Source: Deep Learning on Medium
Deep Double Descent: when more data is a bad thing
Resolving a fundamental conflict between classical statistics and modern ML advice
I recently came across a very interesting paper written at OpenAI on the topic of deep double descent. The paper touches at the very nature of training machine learning systems and model complexity. I hope to summarize the points made in this paper in an approachable way in this post, and to advance the discussion of the tradeoffs between model size, data quantity and regularization.
There’s a fundamental conflict between statistical learning and modern ML theory. Classical statistics says that too large models are bad. This is due to the fact that complicated models are more prone to overfitting. In fact, one powerful theorem frequently applied in classical statistics is Occam’s razor, which in essence states that the simplest explanation is usually right.
This can be clearly explained with a visualization.
Despite this seemingly obvious tradeoff between complexity and generalizability, you often see that modern ML theory states that bigger models are better. The interesting thing about this statement is that, for the most part, it seems to be working. Research from some of the top AI research teams in the world, including teams from Google and Microsoft indicate that deeper models are not saturating. In fact, by implementing careful regularization and early stopping, it seems that often, the best way to improve your model’s performance by a few points is to simply add more layers or collect more training data.
Deep Double Descent
The focus of the OpenAI paper provides a practical investigation of the contradiction between classical statistics and modern ML theory.
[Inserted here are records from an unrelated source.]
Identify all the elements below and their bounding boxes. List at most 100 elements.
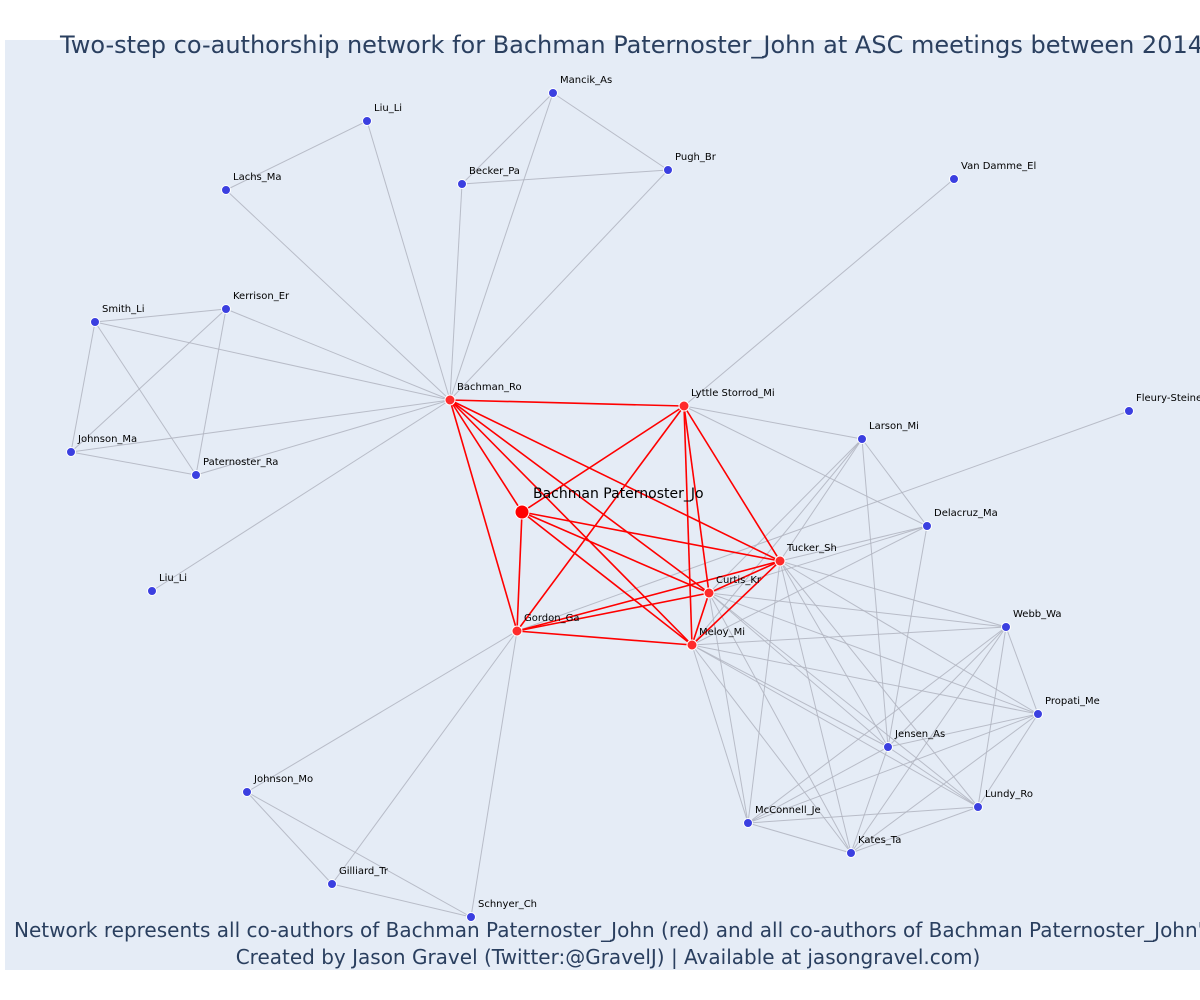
node-marker-fleury[interactable] [1125,407,1134,416]
node-label-schnyer: Schnyer_Ch [478,899,537,910]
edge-curtis-lundy [709,593,978,807]
edge-webb-lundy [978,627,1006,807]
node-delacruz[interactable]: Delacruz_Ma [923,508,998,531]
edge-webb-propati [1006,627,1038,714]
node-marker-meloy[interactable] [687,640,697,650]
edge-kerrison-bachman_ro [226,309,450,400]
edge-tucker-webb [780,561,1006,627]
node-kerrison[interactable]: Kerrison_Er [222,291,291,314]
node-marker-lyttle[interactable] [679,401,689,411]
caption-credit: Created by Jason Gravel (Twitter:@Gravel… [8,944,1200,970]
node-marker-curtis[interactable] [704,588,714,598]
node-marker-mancik[interactable] [549,89,558,98]
node-marker-kerrison[interactable] [222,305,231,314]
node-marker-johnson_ma[interactable] [67,448,76,457]
chart-title: Two-step co-authorship network for Bachm… [60,28,1200,62]
node-webb[interactable]: Webb_Wa [1002,609,1062,632]
node-smith[interactable]: Smith_Li [91,304,145,327]
node-propati[interactable]: Propati_Me [1034,696,1100,719]
edge-johnson_ma-paternoster_ra [71,452,196,475]
node-fleury[interactable]: Fleury-Steiner_Be [1125,393,1200,416]
edge-liu_li_top-bachman_ro [367,121,450,400]
node-marker-gilliard[interactable] [328,880,337,889]
node-marker-jensen[interactable] [884,743,893,752]
edge-curtis-webb [709,593,1006,627]
node-jensen[interactable]: Jensen_As [884,729,946,752]
node-marker-webb[interactable] [1002,623,1011,632]
node-label-jensen: Jensen_As [894,729,945,740]
node-larson[interactable]: Larson_Mi [858,421,919,444]
node-label-kerrison: Kerrison_Er [233,291,290,302]
node-marker-pugh[interactable] [664,166,673,175]
node-label-meloy: Meloy_Mi [699,627,745,638]
node-marker-mcconnell[interactable] [744,819,753,828]
edge-kerrison-paternoster_ra [196,309,226,475]
node-label-smith: Smith_Li [102,304,144,315]
coauthor-edge-focal-tucker [522,512,780,561]
node-marker-becker[interactable] [458,180,467,189]
node-marker-propati[interactable] [1034,710,1043,719]
node-vandamme[interactable]: Van Damme_El [950,161,1037,184]
node-label-propati: Propati_Me [1045,696,1100,707]
edge-liu_li_bot-bachman_ro [152,400,450,591]
edge-mancik-bachman_ro [450,93,553,400]
edge-lundy-kates [851,807,978,853]
node-paternoster_ra[interactable]: Paternoster_Ra [192,457,279,480]
node-label-delacruz: Delacruz_Ma [934,508,998,519]
edge-jensen-lundy [888,747,978,807]
node-marker-kates[interactable] [847,849,856,858]
node-label-liu_li_top: Liu_Li [374,103,402,114]
node-label-lachs: Lachs_Ma [233,172,282,183]
edge-becker-bachman_ro [450,184,462,400]
node-label-fleury: Fleury-Steiner_Be [1136,393,1200,404]
node-marker-paternoster_ra[interactable] [192,471,201,480]
node-pugh[interactable]: Pugh_Br [664,152,717,175]
edge-gordon-gilliard [332,631,517,884]
coauthor-edge-focal-gordon [517,512,522,631]
node-marker-gordon[interactable] [512,626,522,636]
node-marker-tucker[interactable] [775,556,785,566]
node-becker[interactable]: Becker_Pa [458,166,520,189]
node-marker-lachs[interactable] [222,186,231,195]
node-marker-smith[interactable] [91,318,100,327]
node-focal[interactable]: Bachman Paternoster_Jo [515,486,704,519]
node-label-paternoster_ra: Paternoster_Ra [203,457,278,468]
node-marker-larson[interactable] [858,435,867,444]
node-lachs[interactable]: Lachs_Ma [222,172,282,195]
node-label-pugh: Pugh_Br [675,152,717,163]
coauthor-edge-curtis-gordon [517,593,709,631]
node-marker-lundy[interactable] [974,803,983,812]
node-meloy[interactable]: Meloy_Mi [687,627,745,650]
node-marker-johnson_mo[interactable] [243,788,252,797]
node-label-mancik: Mancik_As [560,75,612,86]
node-marker-liu_li_bot[interactable] [148,587,157,596]
edge-larson-meloy [692,439,862,645]
node-mancik[interactable]: Mancik_As [549,75,613,98]
edge-smith-paternoster_ra [95,322,196,475]
edge-larson-jensen [862,439,888,747]
edge-gordon-johnson_mo [247,631,517,792]
edge-gilliard-schnyer [332,884,471,917]
node-label-tucker: Tucker_Sh [786,543,837,554]
coauthor-edge-meloy-gordon [517,631,692,645]
edge-smith-bachman_ro [95,322,450,400]
node-label-johnson_ma: Johnson_Ma [77,434,137,445]
nodes-layer[interactable]: Bachman Paternoster_Jo Bachman_Ro Lyttle S… [67,75,1200,922]
edge-fleury-gordon [517,411,1129,631]
edge-mancik-pugh [553,93,668,170]
node-liu_li_bot[interactable]: Liu_Li [148,573,188,596]
node-marker-liu_li_top[interactable] [363,117,372,126]
first-degree-edges [450,400,780,645]
node-liu_li_top[interactable]: Liu_Li [363,103,403,126]
node-johnson_mo[interactable]: Johnson_Mo [243,774,314,797]
node-label-becker: Becker_Pa [469,166,520,177]
node-mcconnell[interactable]: McConnell_Je [744,805,821,828]
coauthor-edge-lyttle-gordon [517,406,684,631]
node-label-liu_li_bot: Liu_Li [159,573,187,584]
node-marker-bachman_ro[interactable] [445,395,455,405]
node-marker-delacruz[interactable] [923,522,932,531]
node-marker-vandamme[interactable] [950,175,959,184]
node-kates[interactable]: Kates_Ta [847,835,902,858]
node-marker-focal[interactable] [515,505,529,519]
Deep double descent is the phenomenon where performance improves, then gets worse as the model begins to overfit, and then finally improves more with increasing model size, data size, or training time. The graph above illustrates this behavior graphically.
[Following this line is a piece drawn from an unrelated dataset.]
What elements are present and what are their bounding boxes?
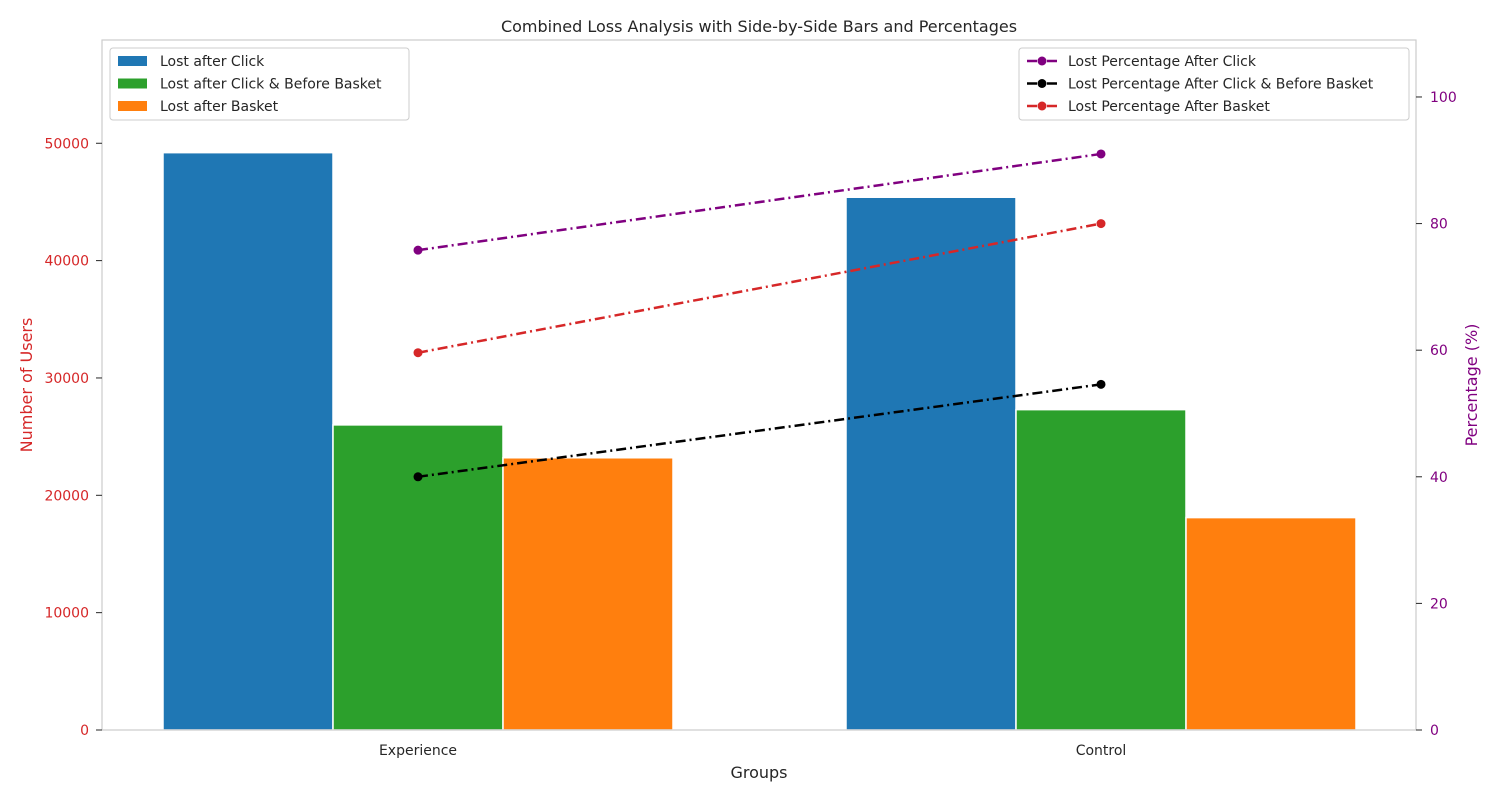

The deep double descent phenomenon has several implications regarding the complexity of models, quantity of data and training time.
Sometimes, bigger models are worse
When experimenting with ResNet18, the OpenAI researchers found an interesting note about the tradeoff between bias and variance. Before a model’s complexity passed the interpolation threshold, or the point at which the model is are just large enough to fit the training set, larger models had higher test error. However, after the model’s complexity allowed it to fit the entire training set, larger models with more data started performing far better.
It seems that there is a region of complexity where models are more prone to overfitting, but if enough complexity is captured in the model, the larger the better.
Sometimes, more samples are worse
Interestingly, for models below the interpolation threshold, it seems that more training data actually produces worse performance on the test set. However, as the model becomes more complex, this tradeoff reverses, and the modern wisdom of “more data is better” begins to apply again.
One working hypothesis is that it’s possible that less complicated models cannot capture everything needed in a too large training set, and therefore cannot generalize to unseen data well. As the model becomes complex enough, however, it is able to overcome this limitation.
Sometimes, training longer undoes overfitting
In the graphs above with respect to the number of epochs trained, training and testing error first decreases sharply as the number of epochs increases. Eventually, test error starts increasing as the model begins to overfit. Finally, test error decreases again as the overfitting is, somewhat miraculously, undone.
In the paper, the researchers call this epoch-wise double descent. They also note that this peak in test error is just at the interpolation threshold. The intuition here is that if a model is not very complex, there is only one model that fits the train data best. If the models fits noisy data, its’ performance will dip dramatically. However, if a model is complex enough to pass the interpolation threshold, there are several models that fit the train set and the test set, and as you train longer, that allows you to approximate one of these models. The reason that this occurs is an open research question, and fundamentally important to the future of training deep neural networks.